Gisela von Wysocki

KLOPFZEICHEN

Aufführung: Szenische Lesung. Museum für Moderne Kunst, Frankfurt am Main (2003) Ensemble Städtische Bühnen. Regie: Brigitte Landes

Es sind Besessene, die sich von ihren Erlebnissen nicht lösen können. Nicht zur Ruhe Kommende. Narkotisierte. Nietzsches Wort „Auch Gott hat seine Hölle“ verknüpft die ausdauernd vorgetragenen Geschichten der Erzählenden. Ein Bariton und ein Chirurg beschäftigen sich mit den Details ihrer Kunstfertigkeit. Eine Büroangestellte beschreibt nach einem Wohnungsumzug, die Erfahrung, das zuvor von ihr bewohnte Apartment nun direkt gegenüberliegend vor Augen zu haben. Eine andere gruselt sich vor dem Wort „Verschmelzung“. Zwei Zeitzonen stoßen aufeinander: ein Schullehrer spricht zu einer Dame der Gesellschaft, die im Berlin der Dreißiger Jahre lebt. Ein Weltenbummler ist besessen von dem Wunsch, in der Wüste gekühlte Austern zu verspeisen.

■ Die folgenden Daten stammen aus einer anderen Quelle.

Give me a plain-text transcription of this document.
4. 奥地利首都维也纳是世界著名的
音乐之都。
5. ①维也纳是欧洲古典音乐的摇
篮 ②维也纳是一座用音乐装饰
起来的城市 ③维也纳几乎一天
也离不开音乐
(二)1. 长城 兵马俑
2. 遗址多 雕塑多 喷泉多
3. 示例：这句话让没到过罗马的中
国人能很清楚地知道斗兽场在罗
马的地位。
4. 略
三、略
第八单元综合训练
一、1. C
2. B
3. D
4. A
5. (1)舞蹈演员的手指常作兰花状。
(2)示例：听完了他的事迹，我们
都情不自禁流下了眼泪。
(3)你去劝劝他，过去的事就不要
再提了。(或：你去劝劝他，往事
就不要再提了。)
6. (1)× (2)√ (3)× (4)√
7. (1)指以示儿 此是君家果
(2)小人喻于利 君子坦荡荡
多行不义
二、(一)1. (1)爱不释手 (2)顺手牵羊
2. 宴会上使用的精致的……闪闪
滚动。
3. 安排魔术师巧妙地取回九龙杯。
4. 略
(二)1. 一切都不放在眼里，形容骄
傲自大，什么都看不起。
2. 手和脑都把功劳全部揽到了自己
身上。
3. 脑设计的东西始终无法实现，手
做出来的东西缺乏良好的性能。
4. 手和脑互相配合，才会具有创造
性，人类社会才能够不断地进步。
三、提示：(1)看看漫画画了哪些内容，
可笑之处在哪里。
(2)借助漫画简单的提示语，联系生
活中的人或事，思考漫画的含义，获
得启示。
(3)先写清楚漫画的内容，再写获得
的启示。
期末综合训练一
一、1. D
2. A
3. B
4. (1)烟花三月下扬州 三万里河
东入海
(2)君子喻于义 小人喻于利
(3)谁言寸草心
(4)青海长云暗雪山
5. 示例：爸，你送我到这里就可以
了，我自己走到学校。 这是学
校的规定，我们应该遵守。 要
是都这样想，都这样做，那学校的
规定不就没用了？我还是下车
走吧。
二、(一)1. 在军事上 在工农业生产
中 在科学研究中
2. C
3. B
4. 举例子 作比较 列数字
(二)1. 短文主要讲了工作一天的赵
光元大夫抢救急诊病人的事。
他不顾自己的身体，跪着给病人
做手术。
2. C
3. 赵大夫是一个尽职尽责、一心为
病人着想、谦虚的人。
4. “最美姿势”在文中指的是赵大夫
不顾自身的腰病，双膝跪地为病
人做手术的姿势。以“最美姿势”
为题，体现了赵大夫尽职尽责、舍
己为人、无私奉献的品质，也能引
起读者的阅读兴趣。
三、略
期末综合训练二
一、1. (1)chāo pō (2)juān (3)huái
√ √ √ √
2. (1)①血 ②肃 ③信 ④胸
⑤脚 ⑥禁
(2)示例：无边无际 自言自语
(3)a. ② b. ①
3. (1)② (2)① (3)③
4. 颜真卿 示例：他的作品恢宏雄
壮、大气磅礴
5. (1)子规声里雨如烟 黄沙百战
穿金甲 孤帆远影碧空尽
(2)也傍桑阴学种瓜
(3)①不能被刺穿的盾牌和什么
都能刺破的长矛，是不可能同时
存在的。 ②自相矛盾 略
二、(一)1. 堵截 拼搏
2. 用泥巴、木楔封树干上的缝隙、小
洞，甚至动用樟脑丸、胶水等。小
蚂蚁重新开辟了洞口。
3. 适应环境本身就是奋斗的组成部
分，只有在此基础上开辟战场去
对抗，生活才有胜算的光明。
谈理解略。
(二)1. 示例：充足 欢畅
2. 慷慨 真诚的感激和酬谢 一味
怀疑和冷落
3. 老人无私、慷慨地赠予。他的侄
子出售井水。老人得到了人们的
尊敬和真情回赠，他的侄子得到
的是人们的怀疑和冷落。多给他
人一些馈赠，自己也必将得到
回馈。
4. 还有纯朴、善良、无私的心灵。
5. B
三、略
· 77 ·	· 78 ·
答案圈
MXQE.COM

(Teilnehmerin eines Tantraworkshops:) Ohne die Tanzschritte zu unterbrechen, folgten wir dem Dreivierteltakt der „Schönen, blauen Donau“. Dabei sollten wir nach und nach unsere Kleider ablegen. „Die Nacktheit“, sagte die Tantralehrerin, „soll zum Klingen gebracht werden“. Auf mich wirkte mein Körper ganz und gar unpassend in diesem Moment. Da klingt aber auch gar nichts, dachte ich, im Gegenteil, es hinkte etwas hinterher. An meinem Körper „klingen“ nur die Kleider, nur die sind auf der Höhe der Zeit; sind mitgewachsen. Farben. Stoffe. Überhaupt, der Entwurf. Der Körper selbst? Von oben bis unten, noch immer wie früher. In seiner Entwicklung stehengeblieben.